Mill Race Trail is wide in most places, mostly flat, and only a half-mile long, so it can be considered an easy hike. From the parking area head away from the lake and toward the covered bridge. Pass through Clay’s Bridge, a covered bridge that was originally located one mile west of its present location. It had to be moved when the dam for Holman Lake was built. The bridge was built across Little Buffalo Creek a little upstream from the lake.
Nearly everyone can enjoy the Mill Race Trail. It’s an easy walk in the woods that traces the waterway serving the old grain mill, Shoaff’s Mill. The mill is an attraction in itself. The water wheel is supposedly one of the biggest wheels around. The steel wheel measures 32 feet across. (All photos taken 3 April 2010.)

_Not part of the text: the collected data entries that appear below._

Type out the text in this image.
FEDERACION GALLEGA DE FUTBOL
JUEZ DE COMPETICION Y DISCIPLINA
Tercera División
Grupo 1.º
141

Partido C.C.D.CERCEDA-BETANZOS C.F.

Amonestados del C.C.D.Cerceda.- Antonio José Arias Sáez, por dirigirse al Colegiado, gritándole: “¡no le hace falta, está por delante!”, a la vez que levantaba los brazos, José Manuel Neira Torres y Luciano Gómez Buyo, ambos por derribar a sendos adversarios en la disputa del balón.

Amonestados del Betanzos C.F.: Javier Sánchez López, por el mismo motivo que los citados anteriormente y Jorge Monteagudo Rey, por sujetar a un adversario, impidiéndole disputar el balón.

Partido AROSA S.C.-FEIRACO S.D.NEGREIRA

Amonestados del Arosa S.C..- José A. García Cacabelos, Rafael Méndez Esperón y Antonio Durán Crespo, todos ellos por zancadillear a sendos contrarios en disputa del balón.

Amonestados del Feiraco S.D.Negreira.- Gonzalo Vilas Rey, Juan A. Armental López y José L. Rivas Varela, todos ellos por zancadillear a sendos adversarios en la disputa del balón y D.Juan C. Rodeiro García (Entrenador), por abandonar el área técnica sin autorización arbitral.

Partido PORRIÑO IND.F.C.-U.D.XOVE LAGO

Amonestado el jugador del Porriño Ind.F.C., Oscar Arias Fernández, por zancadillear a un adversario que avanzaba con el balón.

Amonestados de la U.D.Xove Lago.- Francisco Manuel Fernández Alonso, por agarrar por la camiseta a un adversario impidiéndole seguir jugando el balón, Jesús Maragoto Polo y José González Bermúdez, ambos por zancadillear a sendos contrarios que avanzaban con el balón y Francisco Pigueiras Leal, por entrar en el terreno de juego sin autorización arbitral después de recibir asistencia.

Water released from Holman Lake is diverted down the “mill race” to the water wheel. It is this race of water that the Mill Race Trail follows. Water flowing over the wheel turns the wheel and the mill grindstone. The water wheel also operates gears, pulleys and ropes that assist in transporting materials from floor to floor of the mill.
Shoaff’s Mill is still operational and demonstrated the third weekend in October during the Old Fashion Apple Festival. If you walk the Mill Race Trail, you can’t miss it! Be sure to check out the collection of grindstones or millstones at the front of the mill.

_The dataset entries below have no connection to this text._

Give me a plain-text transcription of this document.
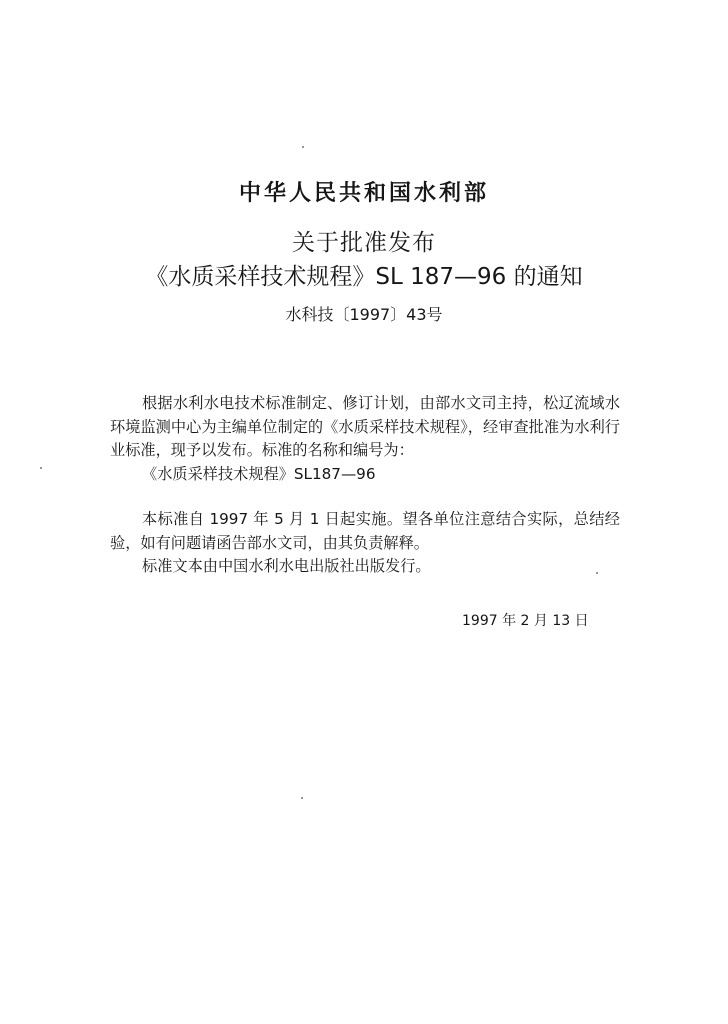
中华人民共和国水利部
关于批准发布
《水质采样技术规程》SL 187—96 的通知
水科技〔1997〕43号

根据水利水电技术标准制定、修订计划，由部水文司主持，松辽流域水环境监测中心为主编单位制定的《水质采样技术规程》，经审查批准为水利行业标准，现予以发布。标准的名称和编号为：

《水质采样技术规程》SL187—96

本标准自 1997 年 5 月 1 日起实施。望各单位注意结合实际，总结经验，如有问题请函告部水文司，由其负责解释。

标准文本由中国水利水电出版社出版发行。

1997 年 2 月 13 日
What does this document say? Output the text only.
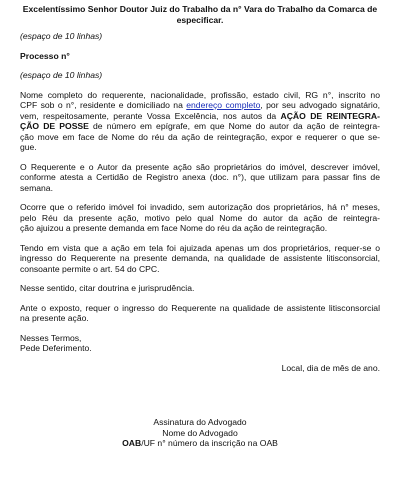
Excelentíssimo Senhor Doutor Juiz do Trabalho da n° Vara do Trabalho da Comarca de especificar.
(espaço de 10 linhas)
Processo n°
(espaço de 10 linhas)
Nome completo do requerente, nacionalidade, profissão, estado civil, RG n°, inscrito no
CPF sob o n°, residente e domiciliado na endereço completo, por seu advogado signatário,
vem, respeitosamente, perante Vossa Excelência, nos autos da AÇÃO DE REINTEGRA-
ÇÃO DE POSSE de número em epígrafe, em que Nome do autor da ação de reintegra-
ção move em face de Nome do réu da ação de reintegração, expor e requerer o que se-
gue.
O Requerente e o Autor da presente ação são proprietários do imóvel, descrever imóvel,
conforme atesta a Certidão de Registro anexa (doc. n°), que utilizam para passar fins de
semana.
Ocorre que o referido imóvel foi invadido, sem autorização dos proprietários, há n° meses,
pelo Réu da presente ação, motivo pelo qual Nome do autor da ação de reintegra-
ção ajuizou a presente demanda em face Nome do réu da ação de reintegração.
Tendo em vista que a ação em tela foi ajuizada apenas um dos proprietários, requer-se o
ingresso do Requerente na presente demanda, na qualidade de assistente litisconsorcial,
consoante permite o art. 54 do CPC.
Nesse sentido, citar doutrina e jurisprudência.
Ante o exposto, requer o ingresso do Requerente na qualidade de assistente litisconsorcial
na presente ação.
Nesses Termos,
Pede Deferimento.
Local, dia de mês de ano.
Assinatura do Advogado
Nome do Advogado
OAB/UF n° número da inscrição na OAB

From the water wheel follow the path that the water would take to get to the mill. Look for the Mill Race Trail sign and follow the arrow.
The wooded hillside in the photo above is a great place to see bloodroot, spring beauty and trout lily flowers in early April.

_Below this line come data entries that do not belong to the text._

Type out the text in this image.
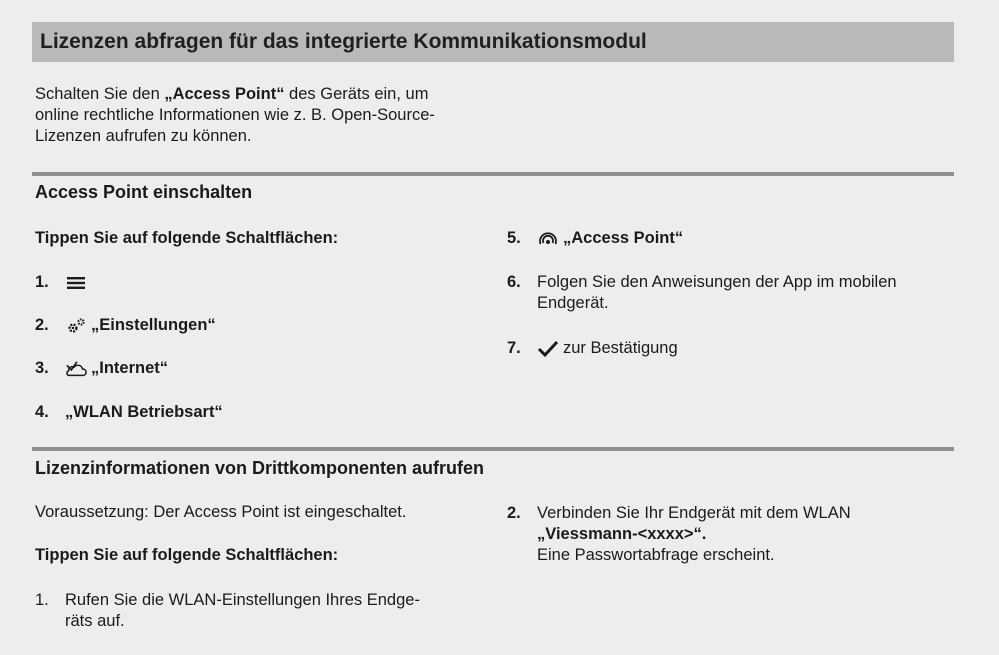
Lizenzen abfragen für das integrierte Kommunikationsmodul

Schalten Sie den „Access Point“ des Geräts ein, um
online rechtliche Informationen wie z. B. Open-Source-
Lizenzen aufrufen zu können.

Access Point einschalten

Tippen Sie auf folgende Schaltflächen:

1.
2.	„Einstellungen“
3.	„Internet“
4. „WLAN Betriebsart“
5.	„Access Point“
6. Folgen Sie den Anweisungen der App im mobilen
Endgerät.
7.	zur Bestätigung
Lizenzinformationen von Drittkomponenten aufrufen

Voraussetzung: Der Access Point ist eingeschaltet.

Tippen Sie auf folgende Schaltflächen:

1. Rufen Sie die WLAN-Einstellungen Ihres Endge-
räts auf.
2. Verbinden Sie Ihr Endgerät mit dem WLAN
„Viessmann-<xxxx>“.
Eine Passwortabfrage erscheint.
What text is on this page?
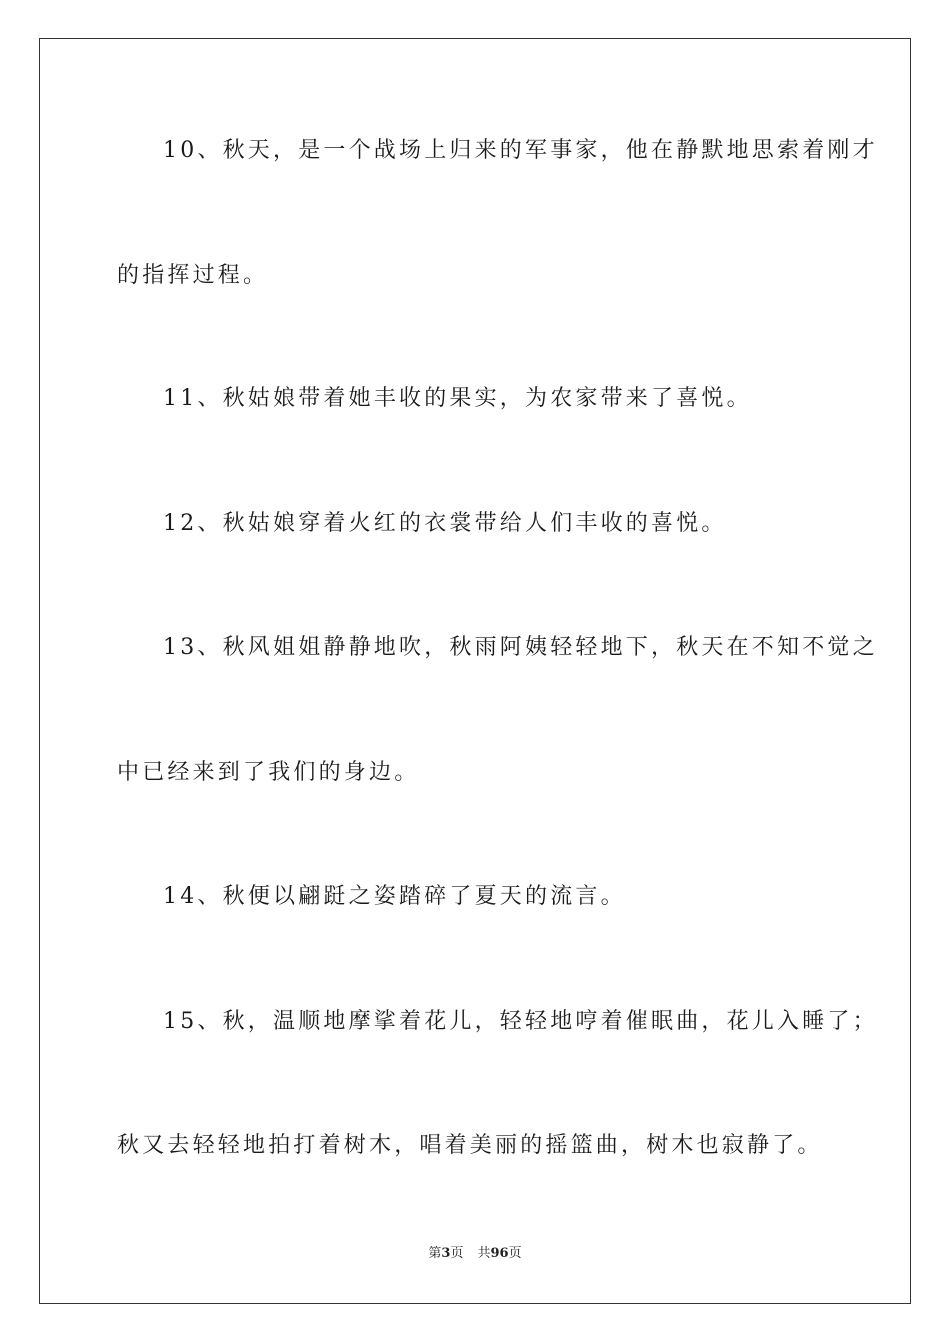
10、秋天，是一个战场上归来的军事家，他在静默地思索着刚才
的指挥过程。
11、秋姑娘带着她丰收的果实，为农家带来了喜悦。
12、秋姑娘穿着火红的衣裳带给人们丰收的喜悦。
13、秋风姐姐静静地吹，秋雨阿姨轻轻地下，秋天在不知不觉之
中已经来到了我们的身边。
14、秋便以翩跹之姿踏碎了夏天的流言。
15、秋，温顺地摩挲着花儿，轻轻地哼着催眠曲，花儿入睡了；
秋又去轻轻地拍打着树木，唱着美丽的摇篮曲，树木也寂静了。
第3页 共96页
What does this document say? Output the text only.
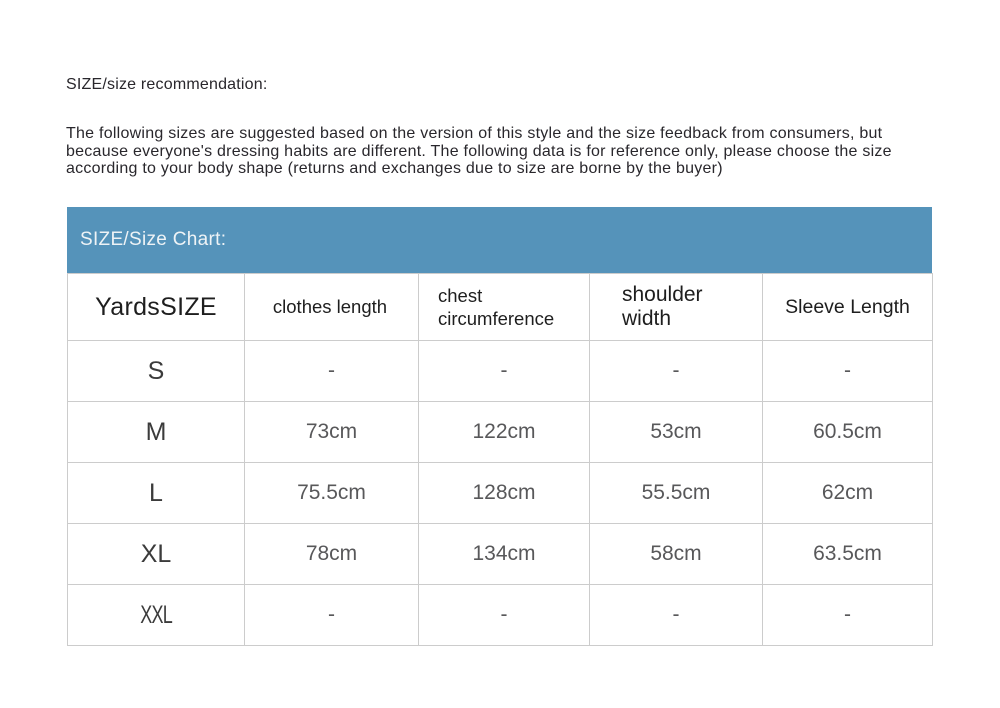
SIZE/size recommendation:

The following sizes are suggested based on the version of this style and the size feedback from consumers, but because everyone's dressing habits are different. The following data is for reference only, please choose the size according to your body shape (returns and exchanges due to size are borne by the buyer)

SIZE/Size Chart:
YardsSIZE	clothes length	chest circumference	shoulder width	Sleeve Length
S	-	-	-	-
M	73cm	122cm	53cm	60.5cm
L	75.5cm	128cm	55.5cm	62cm
XL	78cm	134cm	58cm	63.5cm
XXL	-	-	-	-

Look for individual bloodroot plants to flower before their leaves are out. A single bloom is followed by one leaf for each plant.
Bloodroot flowers have eight white petals and bright yellow stamens that project from the center of the flower.
Spring beauty is another of the spring ephemeral flowers occurring in these woods. Spring beauties have leaves that look like grass and they’re about as tall. The flowers are small, the size of a nickel or dime, with five rounded white petals that may or may not have pink lines. The anthers at the stamen tips are very noticeably pink. Spring beauty flowers bloom in clusters, but often only one flower is open at a time.
The mottled, thicker leaf on the left in the image above is the leaf of a trout lily that has not yet bloomed. Trout lily flowers appear for a very short time after the bloodroot has begun flowering.
The image above looks back toward the mill. Note the mill race on the right.
Water level in the race, and therefore the amount of water going to the mill, is controlled by a gate that you can see in the image above. Note the red blaze on the tree that marks the Mill Race Trail. From here you cross over the mill’s water source and follow the path to the right.
This part of the trail is a little more natural, so watch for those tripping rocks and roots.
Looking back up the creek is a scenic view under the hemlocks.
The end of the Mill Race Trail empties out into a wide path. Go right to get back to the covered bridge. Either side of the trail in this section has plentiful spring ephemerals flowering in April. If you go, look for bloodroot, spring beauty and trout lily spring flowers.